A Short Article: ‘Thinking about law school?’

subject to copyrighthttp://www.unews.com/thinking-about-law-school-1.1259408

Thinking about law school? By Evan Helmuth Published: Monday, March 8, 2010

The author of this short piece is basically warning 0Ls to not go to law school in particular and to think twice about any other graduate school program. Everyone in my generation, and I suspect others, has been socialized to think of an M.B.A., a J.D. or any number of different graduate degrees as being both prestigious and valuable.

Reality sometimes has a rude way of intruding on our notions that conflict with it.

The financial melt-down of 2008 changed a lot about the legal industry, along with a lot of other industries…

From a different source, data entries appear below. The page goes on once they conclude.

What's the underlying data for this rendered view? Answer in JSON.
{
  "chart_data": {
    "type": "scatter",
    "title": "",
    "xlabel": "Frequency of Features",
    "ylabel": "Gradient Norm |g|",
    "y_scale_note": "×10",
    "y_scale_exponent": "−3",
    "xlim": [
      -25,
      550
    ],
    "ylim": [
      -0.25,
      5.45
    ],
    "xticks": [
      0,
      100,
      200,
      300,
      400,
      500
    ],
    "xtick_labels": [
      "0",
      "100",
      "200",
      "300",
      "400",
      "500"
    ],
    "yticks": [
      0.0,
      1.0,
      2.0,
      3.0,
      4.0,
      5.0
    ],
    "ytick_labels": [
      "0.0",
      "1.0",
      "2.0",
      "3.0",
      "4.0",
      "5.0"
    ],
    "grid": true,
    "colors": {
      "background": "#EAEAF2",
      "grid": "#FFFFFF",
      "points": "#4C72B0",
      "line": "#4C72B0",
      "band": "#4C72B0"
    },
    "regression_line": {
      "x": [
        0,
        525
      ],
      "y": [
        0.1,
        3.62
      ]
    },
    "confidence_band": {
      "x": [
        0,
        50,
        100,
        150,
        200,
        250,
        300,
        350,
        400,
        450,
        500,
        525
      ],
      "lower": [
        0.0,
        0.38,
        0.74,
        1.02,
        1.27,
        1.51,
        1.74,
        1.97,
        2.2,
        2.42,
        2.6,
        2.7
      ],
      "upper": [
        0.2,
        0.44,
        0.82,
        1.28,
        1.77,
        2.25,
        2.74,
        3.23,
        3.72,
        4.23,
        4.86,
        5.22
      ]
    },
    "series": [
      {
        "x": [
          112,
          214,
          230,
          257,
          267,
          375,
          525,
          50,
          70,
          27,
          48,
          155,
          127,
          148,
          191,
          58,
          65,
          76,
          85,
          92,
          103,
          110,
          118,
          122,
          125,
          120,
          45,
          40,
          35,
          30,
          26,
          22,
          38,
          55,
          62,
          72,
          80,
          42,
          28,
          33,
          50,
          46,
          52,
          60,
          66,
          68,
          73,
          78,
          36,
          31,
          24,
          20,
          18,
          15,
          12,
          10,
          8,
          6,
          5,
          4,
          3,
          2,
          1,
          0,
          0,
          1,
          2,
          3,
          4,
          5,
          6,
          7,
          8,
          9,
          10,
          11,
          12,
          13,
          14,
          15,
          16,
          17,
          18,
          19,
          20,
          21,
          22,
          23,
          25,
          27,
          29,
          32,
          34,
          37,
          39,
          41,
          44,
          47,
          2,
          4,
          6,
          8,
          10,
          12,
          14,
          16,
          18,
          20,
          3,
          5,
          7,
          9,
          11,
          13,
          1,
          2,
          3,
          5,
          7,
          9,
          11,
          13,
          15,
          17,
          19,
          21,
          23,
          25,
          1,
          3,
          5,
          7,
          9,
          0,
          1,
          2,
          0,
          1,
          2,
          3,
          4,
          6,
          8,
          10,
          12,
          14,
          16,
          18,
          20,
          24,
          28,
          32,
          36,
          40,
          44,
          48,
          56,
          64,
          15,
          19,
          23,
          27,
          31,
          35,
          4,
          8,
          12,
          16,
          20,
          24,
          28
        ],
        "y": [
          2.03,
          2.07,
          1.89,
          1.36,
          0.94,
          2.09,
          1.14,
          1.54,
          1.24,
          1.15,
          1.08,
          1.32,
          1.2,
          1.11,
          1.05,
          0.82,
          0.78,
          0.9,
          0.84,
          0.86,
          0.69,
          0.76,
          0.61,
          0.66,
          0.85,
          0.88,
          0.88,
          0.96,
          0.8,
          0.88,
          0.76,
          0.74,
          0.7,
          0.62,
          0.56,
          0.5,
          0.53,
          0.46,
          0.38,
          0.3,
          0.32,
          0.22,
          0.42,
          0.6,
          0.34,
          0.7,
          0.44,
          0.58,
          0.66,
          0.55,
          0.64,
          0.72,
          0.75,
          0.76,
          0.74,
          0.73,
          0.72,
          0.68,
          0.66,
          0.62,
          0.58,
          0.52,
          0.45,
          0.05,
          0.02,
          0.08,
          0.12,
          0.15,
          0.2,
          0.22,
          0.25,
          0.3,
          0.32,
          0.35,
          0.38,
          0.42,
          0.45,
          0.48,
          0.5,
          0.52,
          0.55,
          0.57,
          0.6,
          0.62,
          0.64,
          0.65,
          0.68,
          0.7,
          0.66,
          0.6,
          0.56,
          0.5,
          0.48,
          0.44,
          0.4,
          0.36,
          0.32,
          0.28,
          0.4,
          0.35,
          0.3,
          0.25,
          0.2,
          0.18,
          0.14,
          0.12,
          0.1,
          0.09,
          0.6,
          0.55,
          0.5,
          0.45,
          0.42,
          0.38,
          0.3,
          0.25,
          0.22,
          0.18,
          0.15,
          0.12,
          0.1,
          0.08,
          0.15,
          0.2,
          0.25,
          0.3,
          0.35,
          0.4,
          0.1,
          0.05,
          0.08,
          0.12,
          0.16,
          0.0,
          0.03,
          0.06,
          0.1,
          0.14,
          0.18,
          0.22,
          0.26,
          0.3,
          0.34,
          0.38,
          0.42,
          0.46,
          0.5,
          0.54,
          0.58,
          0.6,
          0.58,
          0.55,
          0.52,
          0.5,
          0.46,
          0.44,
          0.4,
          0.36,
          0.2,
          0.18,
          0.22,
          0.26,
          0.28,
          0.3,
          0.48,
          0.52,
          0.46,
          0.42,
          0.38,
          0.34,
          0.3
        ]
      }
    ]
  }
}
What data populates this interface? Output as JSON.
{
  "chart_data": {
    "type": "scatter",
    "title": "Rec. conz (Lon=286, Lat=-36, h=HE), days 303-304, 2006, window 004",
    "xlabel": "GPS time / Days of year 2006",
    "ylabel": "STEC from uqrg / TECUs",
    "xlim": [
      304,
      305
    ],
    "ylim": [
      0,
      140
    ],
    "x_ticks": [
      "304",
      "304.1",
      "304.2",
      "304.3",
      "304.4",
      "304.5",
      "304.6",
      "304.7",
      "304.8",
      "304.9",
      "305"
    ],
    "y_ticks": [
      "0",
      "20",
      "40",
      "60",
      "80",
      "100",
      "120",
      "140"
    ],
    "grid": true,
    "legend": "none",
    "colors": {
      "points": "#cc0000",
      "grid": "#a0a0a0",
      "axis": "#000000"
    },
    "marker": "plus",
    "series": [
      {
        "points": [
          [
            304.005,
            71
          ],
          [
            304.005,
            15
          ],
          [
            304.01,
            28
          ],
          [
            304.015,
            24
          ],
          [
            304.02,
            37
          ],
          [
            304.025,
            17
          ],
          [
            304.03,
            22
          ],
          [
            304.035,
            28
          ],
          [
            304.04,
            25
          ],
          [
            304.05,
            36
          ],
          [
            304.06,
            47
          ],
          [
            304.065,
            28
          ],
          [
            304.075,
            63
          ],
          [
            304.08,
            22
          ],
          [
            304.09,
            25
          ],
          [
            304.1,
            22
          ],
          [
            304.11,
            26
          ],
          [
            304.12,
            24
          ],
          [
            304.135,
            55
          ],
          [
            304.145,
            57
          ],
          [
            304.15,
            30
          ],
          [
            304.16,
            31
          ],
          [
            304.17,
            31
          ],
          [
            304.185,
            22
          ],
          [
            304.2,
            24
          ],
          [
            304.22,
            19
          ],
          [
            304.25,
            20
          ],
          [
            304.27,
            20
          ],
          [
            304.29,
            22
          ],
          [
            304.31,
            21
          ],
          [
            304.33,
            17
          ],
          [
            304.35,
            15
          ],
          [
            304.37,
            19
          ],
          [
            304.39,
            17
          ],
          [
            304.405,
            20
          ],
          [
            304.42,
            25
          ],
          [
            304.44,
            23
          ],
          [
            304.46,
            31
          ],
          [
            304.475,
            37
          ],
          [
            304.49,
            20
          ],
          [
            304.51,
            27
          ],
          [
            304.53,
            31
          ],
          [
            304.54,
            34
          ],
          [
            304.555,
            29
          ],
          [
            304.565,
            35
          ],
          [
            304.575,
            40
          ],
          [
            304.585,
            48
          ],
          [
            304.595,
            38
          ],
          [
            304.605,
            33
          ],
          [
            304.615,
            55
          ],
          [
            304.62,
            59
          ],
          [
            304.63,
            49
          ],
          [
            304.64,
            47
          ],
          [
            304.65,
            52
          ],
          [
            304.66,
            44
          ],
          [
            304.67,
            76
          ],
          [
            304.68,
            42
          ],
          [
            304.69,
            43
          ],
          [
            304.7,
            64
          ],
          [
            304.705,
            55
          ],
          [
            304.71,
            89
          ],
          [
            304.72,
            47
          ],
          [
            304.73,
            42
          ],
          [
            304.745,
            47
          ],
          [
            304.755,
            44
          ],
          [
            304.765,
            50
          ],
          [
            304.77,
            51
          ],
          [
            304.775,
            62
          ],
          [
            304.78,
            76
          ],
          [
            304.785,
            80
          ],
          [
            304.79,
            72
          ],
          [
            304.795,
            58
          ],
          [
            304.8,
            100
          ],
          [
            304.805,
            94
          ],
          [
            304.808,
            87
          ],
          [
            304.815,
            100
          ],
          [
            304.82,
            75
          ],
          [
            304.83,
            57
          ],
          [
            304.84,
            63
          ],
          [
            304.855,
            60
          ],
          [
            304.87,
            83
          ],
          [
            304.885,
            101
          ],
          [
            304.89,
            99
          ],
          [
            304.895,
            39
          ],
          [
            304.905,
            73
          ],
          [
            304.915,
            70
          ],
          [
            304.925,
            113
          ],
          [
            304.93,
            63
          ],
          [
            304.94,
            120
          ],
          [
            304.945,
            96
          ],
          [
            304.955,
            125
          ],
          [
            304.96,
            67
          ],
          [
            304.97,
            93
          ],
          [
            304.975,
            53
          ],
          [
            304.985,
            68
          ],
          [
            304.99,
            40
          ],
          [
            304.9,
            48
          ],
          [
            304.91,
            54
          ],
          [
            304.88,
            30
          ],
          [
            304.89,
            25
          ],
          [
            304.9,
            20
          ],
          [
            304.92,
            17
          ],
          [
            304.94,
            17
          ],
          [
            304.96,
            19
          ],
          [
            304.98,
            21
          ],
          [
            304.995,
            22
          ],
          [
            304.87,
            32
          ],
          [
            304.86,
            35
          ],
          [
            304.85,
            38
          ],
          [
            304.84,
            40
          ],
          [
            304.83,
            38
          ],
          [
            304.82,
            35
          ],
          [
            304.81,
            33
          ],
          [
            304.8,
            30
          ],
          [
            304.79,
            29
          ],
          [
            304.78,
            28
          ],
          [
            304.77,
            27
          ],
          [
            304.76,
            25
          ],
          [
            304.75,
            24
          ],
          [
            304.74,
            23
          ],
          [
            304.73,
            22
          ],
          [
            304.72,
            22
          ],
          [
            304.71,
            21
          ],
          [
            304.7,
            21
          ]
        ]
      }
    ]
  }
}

So so true. Attorneys’ families are still unable to understand how an attorney isn’t working, on the verge of homelessness or otherwise not living the ‘high life.’ Generations X, Y and whoever else inherited the debt of the earlier generations. The earlier generations lost their retirement, IRA funds and social security due to corruption and the economy. One cannot reasonably convince themselves in the midst of all this evidence that getting into excessive educational debt will benefit you long term. Maybe the U.S. job market will just turn all the department, convenient stores and restaurants into one huge educational campus. Many intelligent youth have been told by their parents how special they are, that they will make it big, and make “us proud,” that the smack of reality is probably causing nervous breakdowns across the country. Some of the educated stated “I did everything right.” Well, I also noticed a woman on one of these talk shows last year say the same thing. She stated that she waited to get married to have children, her and her husband obtained “good jobs” and they waited until the time was right to get a house. Guess what? Unfortunately, they lost everything. I don’t want to say that it doesn’t matter whether one “does things right.” I will say just know that the system doesn’t care too much and as you have witnessed or experienced, the rug will be pulled right from under you.My favorite quote in the column:

“It makes little sense to spend hundreds of thousands of dollars on an M.B.A. or J.D. if there are no transactions being done for attorneys to write and no businesses for M.B.A.’s to consult or manage.”

Touché.  Learn a foreign language, relocate abroad (somehow), pay off your consumer debt (though I have no solutions concerning those wretched student loans). It’s done. The younger generations should consider themselves graced they even get the warning, the children born during the later 1970’s didn’t.